И теперь, когда на фоне воспоминаний о чисто метенных улицах, о мальчишках с ведрами и вениками, брызгающих водой на плотную глину, чтобы подмести ее снова, и о многом, многом, многом, что составляло
Атлантиду (см.) нашей тамошней жизни, – когда на фоне этих воспоминаний мимо окна с шумным шорохом проносится пакет с мусором, брошенный с какого-то верхнего этажа, чтобы пополнить богатства загаженного газона, мама, подняв на меня возмущенные глаза, разводит руками и говорит:
– Ну честное слово! Хуже таджиков!
Таможня
Побродив пару часов по Эрмитажу и столкнувшись со мной в одном из залов, Бонни сказала, морща свой небольшой нос:
– Ты знаешь, по моим прикидкам, здесь находится не менее десяти тысяч человек.
– And what? – спросил я, раздраженный июльской духотой и необходимостью продолжения осмотра.
– И только несколько из них принимали утром душ, – закончила она.
– Ха-ха, – жестко сказал я.
Утром в гостинице, посмотрев, каких яств я набрал со шведского стола себе в тарелку (жареный бекон, три яйца в виде глазуньи, четыре поджаристые немецкие колбаски, картофель фри, два ломтя хлеба и пирожок с повидлом), она заметила, что это похоже на рекламу инфаркта.
Бонни была американкой американского происхождения, а Лена – русского. В Питере обе они демонстрировали сногсшибательное чувство юмора, которое следует, вероятно, называть чисто американским.
Однако когда мы вернулись в Москву и поехали на измайловскую барахолку (рука не поднимается написать "вернисаж") смотреть ковры
(см.), оно, это чувство юмора, моментально трансформировалось в чисто русское.

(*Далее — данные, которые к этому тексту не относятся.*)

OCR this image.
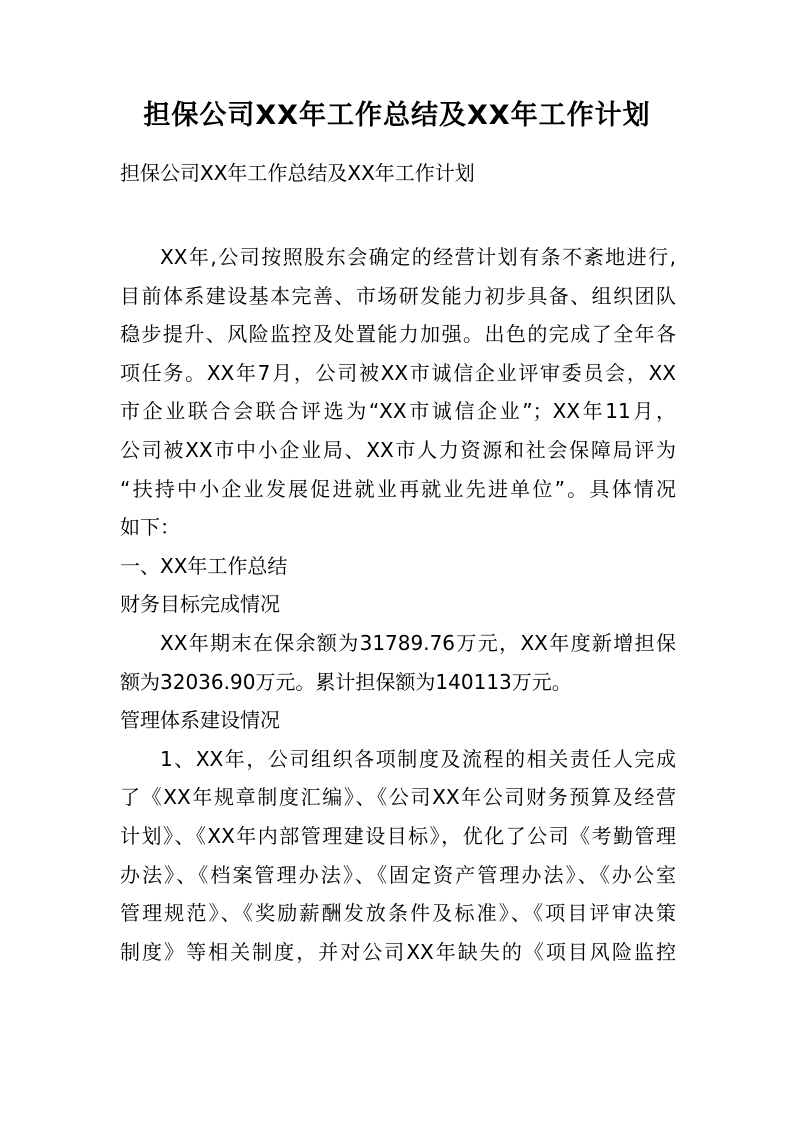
担保公司XX年工作总结及XX年工作计划
担保公司XX年工作总结及XX年工作计划
XX年,公司按照股东会确定的经营计划有条不紊地进行,
目前体系建设基本完善、市场研发能力初步具备、组织团队
稳步提升、风险监控及处置能力加强。出色的完成了全年各
项任务。XX年7月，公司被XX市诚信企业评审委员会，XX
市企业联合会联合评选为“XX市诚信企业”；XX年11月，
公司被XX市中小企业局、XX市人力资源和社会保障局评为
“扶持中小企业发展促进就业再就业先进单位”。具体情况
如下：
一、XX年工作总结
财务目标完成情况
XX年期末在保余额为31789.76万元，XX年度新增担保
额为32036.90万元。累计担保额为140113万元。
管理体系建设情况
1、XX年，公司组织各项制度及流程的相关责任人完成
了《XX年规章制度汇编》、《公司XX年公司财务预算及经营
计划》、《XX年内部管理建设目标》，优化了公司《考勤管理
办法》、《档案管理办法》、《固定资产管理办法》、《办公室
管理规范》、《奖励薪酬发放条件及标准》、《项目评审决策
制度》等相关制度，并对公司XX年缺失的《项目风险监控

Через десять минут после нашего появления ковровый базар заволновался, почуяв настоящих покупательниц. Эти две роскошные долларовые дамы просто свели всех с ума кажущейся доступностью своих кошельков. Правда, я еще нервничал и пугался, когда разгоряченные усатые азербайджанцы начинали теснить моих неопытных спутниц с яростным криком:
– Мадам! Посмотрите на этот сумах!
Однако мои опасения были напрасны.
Три или четыре часа я, скучая и позевывая, таскался за ними от одной цветистой груды рухляди к другой, наблюдая, как они выкручивают руки несчастным негоциантам. Прием был, собственно говоря, один. Бонни, пиная изделия старых мастеров тонкой ногой в желтом ботинке, клекотала что-то по-английски. Насколько я мог разобрать, она несла какую-то необязательную чушь. Лена переводила, то есть выказывала решительную заинтересованность в покупке, почти не сомневалась в разумности предложенной цены и доброжелательно принимала рекламные речи кавказца. Когда последний уверялся, что до момента совершения сделки осталось не более минуты, парочка решительно разворачивалась и без каких-либо объяснений уходила к конкуренту.